The actual level of protection may not be so high because Israel does not systematically test for COVID among people without symptoms, the authors acknowledge.

“They are unlikely to detect asymptomatic cases, and we know that people without symptoms can still transmit the infection,” Engels said.

But the results are still encouraging, he added.

“These findings give us hope that the vaccine alone can get the R-number below 1,” English said, referring to the threshold within which a virus continues to spread.

“If it can – and this is the big question – we will ultimately no longer have to take behavioral measures such as locking up or masks to interrupt the spread.”

But how is it that despite hundreds of studies, as well as rigorous clinical trials involving tens of thousands of people, resulting in more than half a dozen successful vaccines, we do not know how well they block infection?

Lipsitch said one reason is that when the pandemic began its devastating march around the world last year, it was not a priority.

“What the world community has paid the most attention to is the question they wanted to answer quickly, how well vaccine diseases work,” he said, noting that clinical trials were designed with that in mind.

“We got answers quickly,” he added. “But we would not do that if we tried to do too many things at once – especially things like measuring the impact on infection.”

Another reason is the challenge of detecting millions of diseases ranging from zero symptoms to death.

“It’s hard to try to figure out how many people are asymptomatic but potentially contagious,” Engels said. “How do you identify them unless you test them all regularly?”

In addition, even the best degree of infection – so-called PCR tests – is only about 70 percent sensitive outside of laboratory conditions, he added.

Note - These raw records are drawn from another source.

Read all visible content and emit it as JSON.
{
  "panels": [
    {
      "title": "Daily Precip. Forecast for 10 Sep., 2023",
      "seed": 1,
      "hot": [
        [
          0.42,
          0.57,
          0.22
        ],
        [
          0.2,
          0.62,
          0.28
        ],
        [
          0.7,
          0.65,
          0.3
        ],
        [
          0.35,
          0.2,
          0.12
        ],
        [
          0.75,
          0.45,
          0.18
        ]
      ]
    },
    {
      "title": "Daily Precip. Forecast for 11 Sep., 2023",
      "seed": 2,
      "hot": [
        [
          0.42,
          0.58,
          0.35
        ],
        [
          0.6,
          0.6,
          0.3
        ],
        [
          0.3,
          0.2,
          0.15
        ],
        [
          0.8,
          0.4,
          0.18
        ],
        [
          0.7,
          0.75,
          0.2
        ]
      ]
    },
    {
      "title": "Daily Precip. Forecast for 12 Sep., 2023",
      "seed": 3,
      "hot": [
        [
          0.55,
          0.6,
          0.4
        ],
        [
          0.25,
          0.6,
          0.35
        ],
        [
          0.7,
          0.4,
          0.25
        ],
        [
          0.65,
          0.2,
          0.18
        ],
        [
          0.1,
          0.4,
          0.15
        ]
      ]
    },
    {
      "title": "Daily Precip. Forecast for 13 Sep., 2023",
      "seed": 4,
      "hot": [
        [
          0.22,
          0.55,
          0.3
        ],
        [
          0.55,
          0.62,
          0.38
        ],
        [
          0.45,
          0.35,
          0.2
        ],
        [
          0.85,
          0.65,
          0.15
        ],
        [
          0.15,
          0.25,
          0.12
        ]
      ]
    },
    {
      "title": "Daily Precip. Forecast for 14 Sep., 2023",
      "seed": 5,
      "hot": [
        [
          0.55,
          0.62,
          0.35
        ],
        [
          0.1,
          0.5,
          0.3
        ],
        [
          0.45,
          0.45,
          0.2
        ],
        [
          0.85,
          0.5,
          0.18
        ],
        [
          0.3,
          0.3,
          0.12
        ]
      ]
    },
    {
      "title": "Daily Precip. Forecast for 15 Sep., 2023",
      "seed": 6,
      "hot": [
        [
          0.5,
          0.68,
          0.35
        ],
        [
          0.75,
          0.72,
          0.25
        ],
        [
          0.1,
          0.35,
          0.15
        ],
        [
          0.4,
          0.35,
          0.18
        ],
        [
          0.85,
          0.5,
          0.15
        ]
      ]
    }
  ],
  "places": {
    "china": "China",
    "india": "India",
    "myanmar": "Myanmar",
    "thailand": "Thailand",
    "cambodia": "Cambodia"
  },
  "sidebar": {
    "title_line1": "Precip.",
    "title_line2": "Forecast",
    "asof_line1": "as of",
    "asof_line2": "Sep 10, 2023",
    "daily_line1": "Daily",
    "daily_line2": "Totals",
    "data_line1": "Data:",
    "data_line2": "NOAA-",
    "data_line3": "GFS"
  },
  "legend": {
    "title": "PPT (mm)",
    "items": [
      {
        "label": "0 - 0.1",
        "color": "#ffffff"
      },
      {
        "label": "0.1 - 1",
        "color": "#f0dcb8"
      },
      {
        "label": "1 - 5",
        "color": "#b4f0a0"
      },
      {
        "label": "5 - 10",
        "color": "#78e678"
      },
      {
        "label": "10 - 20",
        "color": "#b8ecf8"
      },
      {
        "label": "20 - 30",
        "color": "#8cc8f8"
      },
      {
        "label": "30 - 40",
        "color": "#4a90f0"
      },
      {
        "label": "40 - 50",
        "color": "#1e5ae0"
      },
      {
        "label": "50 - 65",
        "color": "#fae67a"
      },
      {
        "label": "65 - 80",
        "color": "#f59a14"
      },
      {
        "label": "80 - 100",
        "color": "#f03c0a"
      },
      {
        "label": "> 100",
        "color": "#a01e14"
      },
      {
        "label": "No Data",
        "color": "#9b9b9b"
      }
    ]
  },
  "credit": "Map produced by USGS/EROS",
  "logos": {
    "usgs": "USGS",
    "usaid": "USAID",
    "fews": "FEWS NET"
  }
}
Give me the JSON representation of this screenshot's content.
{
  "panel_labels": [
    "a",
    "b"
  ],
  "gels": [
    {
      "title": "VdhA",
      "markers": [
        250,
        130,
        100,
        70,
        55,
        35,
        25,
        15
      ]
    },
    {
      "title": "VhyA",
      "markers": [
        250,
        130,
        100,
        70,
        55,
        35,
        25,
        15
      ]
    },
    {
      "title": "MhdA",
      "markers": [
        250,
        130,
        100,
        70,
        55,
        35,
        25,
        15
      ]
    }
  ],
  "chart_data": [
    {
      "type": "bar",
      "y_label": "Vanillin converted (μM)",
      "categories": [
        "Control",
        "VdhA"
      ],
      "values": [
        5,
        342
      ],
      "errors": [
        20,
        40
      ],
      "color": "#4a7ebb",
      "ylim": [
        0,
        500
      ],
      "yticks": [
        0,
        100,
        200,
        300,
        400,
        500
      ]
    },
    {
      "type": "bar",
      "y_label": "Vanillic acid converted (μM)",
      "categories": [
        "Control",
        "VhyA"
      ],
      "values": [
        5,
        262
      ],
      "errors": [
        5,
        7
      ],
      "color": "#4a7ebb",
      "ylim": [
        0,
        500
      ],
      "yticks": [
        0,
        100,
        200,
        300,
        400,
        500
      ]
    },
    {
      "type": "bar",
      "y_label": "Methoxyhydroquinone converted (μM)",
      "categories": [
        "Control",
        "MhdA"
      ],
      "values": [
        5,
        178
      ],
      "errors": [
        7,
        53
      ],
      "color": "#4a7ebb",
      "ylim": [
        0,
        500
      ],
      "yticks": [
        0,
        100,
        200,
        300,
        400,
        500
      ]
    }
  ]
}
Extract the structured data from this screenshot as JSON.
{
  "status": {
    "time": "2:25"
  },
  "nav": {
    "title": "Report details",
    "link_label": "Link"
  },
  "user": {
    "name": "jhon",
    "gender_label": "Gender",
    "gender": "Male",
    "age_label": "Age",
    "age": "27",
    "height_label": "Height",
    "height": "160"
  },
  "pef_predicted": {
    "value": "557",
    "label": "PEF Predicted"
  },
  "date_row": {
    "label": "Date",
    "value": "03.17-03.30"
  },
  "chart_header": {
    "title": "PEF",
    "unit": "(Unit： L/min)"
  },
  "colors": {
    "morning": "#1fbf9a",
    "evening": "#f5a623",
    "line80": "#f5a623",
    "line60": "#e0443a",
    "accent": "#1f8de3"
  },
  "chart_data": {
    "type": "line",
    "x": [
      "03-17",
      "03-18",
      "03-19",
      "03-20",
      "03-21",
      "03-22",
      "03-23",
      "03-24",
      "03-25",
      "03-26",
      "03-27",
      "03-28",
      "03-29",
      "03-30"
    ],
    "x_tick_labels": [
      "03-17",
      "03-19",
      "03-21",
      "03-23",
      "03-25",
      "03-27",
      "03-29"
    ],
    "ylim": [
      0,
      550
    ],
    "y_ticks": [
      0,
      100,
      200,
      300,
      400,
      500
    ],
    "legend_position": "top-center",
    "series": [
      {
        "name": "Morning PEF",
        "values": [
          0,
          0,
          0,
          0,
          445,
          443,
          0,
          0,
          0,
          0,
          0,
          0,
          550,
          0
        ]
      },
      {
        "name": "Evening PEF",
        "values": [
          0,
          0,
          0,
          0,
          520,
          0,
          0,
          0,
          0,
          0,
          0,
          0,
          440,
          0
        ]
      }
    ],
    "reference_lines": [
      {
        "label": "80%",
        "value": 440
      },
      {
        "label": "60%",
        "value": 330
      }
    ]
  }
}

But the extent to which vaccines are affecting the infection is likely to come into focus soon.

“The limited available data suggest that vaccines will at least partially reduce transmission, and studies to determine this with greater clarity are ongoing,” said Angela Rasmussen, a virologist at the Center for Global Health Science and Security. written at Georgetown University Medical Center, Wednesday. in The New York Times.

One of the most promising indications so far comes from the clinical trials for the Moderna vaccine developed in the United States.

“When people came in for their second shot, they were tested for viruses in the nose,” says Lipsitch, who is writing a study that interprets the data.

“There was a 60 percent reduction in the proportion who had virus on Day 28 when they received the vaccine, rather than a placebo, on Day Zero.”

The effect was even greater, he added.